Who Qualifies to File an AGGA Lawsuit?

People who look into an AGGA claim tend to share two things in their records: a note that they were treated with the device, and a provider’s documentation of an injury connected to it. Someone who wore the appliance but has no diagnosed harm usually has little in the file to point to. Someone who wore it and now has documented bone loss, loosened or lost teeth, or a damaged bite has the kind of record that shows up more often. The picture rests on the dental records, the diagnosis, and the timeline.

Diagnosed Injuries Required to File

The documentary starting point is a diagnosed injury. Discomfort or dissatisfaction with the cosmetic result rarely registers as measurable harm by itself. What shows up in the file is a diagnosis from a treating or evaluating provider that ties a specific harm to the appliance: alveolar bone loss, gum recession, root resorption, teeth that have loosened or been lost, or a bite that no longer functions correctly. Imaging, periodontal charting, and a specialist’s written assessment are the records that turn a complaint into something measurable. A complete dental file plus an independent evaluation is where the documentation either lines up with a complaint or does not.

Patients Treated With AGGA as Adults

Adults make up the core group looking into these claims. The appliance was marketed to remodel the adult jaw, so adults who underwent that treatment are the ones whose dental structures were most exposed to the alleged mechanism of harm. An adult who completed or stopped AGGA treatment and later received a diagnosis of bone or tooth damage tends to hold the two records that matter most: the treatment record showing the device was placed, and the later diagnosis describing the injury.

Patients Who Had AGGA Removed

Having the device removed does not close the question. Removal often happens because a problem was identified, and the post-removal examination frequently produces the diagnosis that documents the harm. A patient whose appliance was taken out and who then learned of bone loss, shifted teeth, or a compromised bite often has a fuller record than someone still in active treatment, because the damage has been observed and written down. Keep every record from before, during, and after removal, including the stated reason removal was recommended.

Children Treated With AGGA: Documentation to Keep

A treated child’s situation rests on the same core documents an adult’s does: a treatment record showing the device was placed and a provider’s diagnosis connecting a specific harm to it. Families looking into a claim for a treated child should keep the complete dental file and obtain an independent evaluation, the same way they would for an adult. How a claim involving a minor is brought, and how any filing deadline applies, are separate questions that turn on the controlling state’s rules. At the documentation stage, the question is simply whether the records describe a device placement and a diagnosed injury.
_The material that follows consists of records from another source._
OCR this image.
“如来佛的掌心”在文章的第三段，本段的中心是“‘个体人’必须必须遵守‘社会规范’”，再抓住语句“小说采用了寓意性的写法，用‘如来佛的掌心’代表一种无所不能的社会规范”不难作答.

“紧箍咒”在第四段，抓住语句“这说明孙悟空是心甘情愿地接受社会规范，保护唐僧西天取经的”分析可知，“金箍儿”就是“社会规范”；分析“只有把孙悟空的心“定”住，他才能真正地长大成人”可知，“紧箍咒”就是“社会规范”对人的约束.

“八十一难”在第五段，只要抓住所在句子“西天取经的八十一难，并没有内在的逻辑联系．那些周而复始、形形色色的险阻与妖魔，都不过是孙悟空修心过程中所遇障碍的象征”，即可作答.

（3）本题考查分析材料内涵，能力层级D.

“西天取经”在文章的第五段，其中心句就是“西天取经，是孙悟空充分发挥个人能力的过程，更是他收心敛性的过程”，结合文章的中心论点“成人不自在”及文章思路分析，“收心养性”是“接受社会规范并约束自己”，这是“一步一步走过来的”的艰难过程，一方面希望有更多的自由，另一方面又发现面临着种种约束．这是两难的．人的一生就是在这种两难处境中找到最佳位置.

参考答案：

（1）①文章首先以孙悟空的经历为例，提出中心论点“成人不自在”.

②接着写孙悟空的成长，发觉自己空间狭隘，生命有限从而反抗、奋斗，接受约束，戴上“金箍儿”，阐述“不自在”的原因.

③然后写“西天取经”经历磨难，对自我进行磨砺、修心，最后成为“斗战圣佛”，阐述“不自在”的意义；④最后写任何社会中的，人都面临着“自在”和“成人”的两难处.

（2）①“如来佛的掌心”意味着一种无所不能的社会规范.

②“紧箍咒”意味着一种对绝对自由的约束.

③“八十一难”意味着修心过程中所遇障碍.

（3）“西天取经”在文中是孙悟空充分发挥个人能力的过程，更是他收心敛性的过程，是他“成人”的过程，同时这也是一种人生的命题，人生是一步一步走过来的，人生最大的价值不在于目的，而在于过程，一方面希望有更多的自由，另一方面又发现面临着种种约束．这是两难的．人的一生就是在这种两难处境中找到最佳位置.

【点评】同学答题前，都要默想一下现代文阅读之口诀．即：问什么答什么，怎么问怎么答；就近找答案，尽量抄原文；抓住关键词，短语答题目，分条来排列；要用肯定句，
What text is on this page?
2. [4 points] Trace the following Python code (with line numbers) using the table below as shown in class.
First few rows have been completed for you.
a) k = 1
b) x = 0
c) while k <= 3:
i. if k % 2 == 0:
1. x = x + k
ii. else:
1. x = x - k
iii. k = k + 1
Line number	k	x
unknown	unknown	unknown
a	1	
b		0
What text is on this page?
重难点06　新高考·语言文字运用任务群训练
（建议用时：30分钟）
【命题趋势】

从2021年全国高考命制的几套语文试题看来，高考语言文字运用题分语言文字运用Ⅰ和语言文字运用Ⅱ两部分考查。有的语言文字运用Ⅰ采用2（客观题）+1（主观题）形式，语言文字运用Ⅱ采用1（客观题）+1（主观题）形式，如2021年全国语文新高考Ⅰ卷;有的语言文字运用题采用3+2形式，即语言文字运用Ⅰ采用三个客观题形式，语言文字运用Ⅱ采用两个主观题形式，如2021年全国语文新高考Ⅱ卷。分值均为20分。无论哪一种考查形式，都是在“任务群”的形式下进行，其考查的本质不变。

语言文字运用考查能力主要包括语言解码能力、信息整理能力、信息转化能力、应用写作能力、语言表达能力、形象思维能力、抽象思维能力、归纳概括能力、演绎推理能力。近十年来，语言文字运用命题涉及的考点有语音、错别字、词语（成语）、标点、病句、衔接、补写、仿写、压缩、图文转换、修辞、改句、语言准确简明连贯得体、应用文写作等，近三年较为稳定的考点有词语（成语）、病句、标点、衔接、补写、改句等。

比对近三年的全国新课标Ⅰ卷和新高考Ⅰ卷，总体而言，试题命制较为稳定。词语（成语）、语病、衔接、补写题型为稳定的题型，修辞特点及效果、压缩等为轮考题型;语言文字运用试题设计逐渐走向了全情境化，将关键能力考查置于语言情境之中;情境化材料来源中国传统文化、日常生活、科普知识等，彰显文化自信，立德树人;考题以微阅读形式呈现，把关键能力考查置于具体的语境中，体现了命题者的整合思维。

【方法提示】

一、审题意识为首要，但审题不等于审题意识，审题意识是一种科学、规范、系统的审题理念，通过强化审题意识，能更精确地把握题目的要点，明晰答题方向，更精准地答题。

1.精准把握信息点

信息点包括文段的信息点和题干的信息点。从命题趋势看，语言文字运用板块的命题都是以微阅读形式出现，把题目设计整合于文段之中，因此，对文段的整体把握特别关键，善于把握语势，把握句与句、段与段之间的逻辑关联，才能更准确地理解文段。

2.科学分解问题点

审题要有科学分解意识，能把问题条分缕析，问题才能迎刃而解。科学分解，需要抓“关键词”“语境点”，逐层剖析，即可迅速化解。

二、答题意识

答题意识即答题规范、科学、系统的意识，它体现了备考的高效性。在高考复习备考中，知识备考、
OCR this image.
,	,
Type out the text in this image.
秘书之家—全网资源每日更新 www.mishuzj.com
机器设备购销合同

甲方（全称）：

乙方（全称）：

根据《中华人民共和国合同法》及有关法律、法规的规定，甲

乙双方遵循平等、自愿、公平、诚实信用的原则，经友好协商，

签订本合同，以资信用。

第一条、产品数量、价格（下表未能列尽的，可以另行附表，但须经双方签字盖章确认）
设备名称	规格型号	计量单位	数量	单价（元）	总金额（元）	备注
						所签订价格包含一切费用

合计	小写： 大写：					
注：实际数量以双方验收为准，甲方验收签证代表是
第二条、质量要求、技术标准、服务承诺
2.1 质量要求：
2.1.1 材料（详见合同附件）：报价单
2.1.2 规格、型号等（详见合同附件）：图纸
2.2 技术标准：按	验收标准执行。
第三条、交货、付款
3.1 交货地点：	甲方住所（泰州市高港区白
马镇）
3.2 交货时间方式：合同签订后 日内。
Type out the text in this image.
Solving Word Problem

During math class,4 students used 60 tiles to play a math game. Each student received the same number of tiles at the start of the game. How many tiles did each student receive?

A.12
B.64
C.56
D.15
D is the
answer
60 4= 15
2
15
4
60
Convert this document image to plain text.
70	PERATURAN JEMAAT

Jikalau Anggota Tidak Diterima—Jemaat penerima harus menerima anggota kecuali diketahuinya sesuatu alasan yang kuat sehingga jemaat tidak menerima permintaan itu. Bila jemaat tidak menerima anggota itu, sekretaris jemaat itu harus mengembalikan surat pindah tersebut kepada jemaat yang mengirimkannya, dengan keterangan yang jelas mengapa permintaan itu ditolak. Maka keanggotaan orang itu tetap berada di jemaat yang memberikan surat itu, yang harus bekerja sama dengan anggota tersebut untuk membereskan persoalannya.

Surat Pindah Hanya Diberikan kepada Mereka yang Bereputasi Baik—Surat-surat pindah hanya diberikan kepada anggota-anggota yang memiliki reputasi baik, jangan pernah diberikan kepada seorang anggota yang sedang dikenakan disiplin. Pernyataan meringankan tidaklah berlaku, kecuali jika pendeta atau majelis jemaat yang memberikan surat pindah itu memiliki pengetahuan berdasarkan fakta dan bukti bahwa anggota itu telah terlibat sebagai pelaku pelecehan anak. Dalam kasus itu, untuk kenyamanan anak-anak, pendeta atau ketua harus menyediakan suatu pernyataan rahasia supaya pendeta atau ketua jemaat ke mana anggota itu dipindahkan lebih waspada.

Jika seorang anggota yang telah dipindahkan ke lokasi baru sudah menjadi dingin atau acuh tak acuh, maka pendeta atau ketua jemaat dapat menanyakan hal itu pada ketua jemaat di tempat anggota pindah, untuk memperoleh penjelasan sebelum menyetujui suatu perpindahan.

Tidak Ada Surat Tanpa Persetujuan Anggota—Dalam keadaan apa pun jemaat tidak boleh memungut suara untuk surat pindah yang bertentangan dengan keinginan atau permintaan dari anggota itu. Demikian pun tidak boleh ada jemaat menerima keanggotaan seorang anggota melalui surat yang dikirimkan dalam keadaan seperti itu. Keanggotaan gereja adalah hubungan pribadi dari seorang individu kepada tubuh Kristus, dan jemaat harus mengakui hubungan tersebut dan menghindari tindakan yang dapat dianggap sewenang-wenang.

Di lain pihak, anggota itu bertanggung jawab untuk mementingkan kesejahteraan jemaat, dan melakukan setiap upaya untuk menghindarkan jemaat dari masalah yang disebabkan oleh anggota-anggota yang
Factors That May Weaken or Strengthen a Claim

The records tend to read more clearly when the file is complete and the link between device and injury is easy to follow. Contemporaneous imaging, periodontal charts, the original treatment plan, any marketing materials the patient received, and an independent specialist’s opinion all build out the picture. A consistent timeline tying the device to the onset of the injury matters alongside the diagnosis itself.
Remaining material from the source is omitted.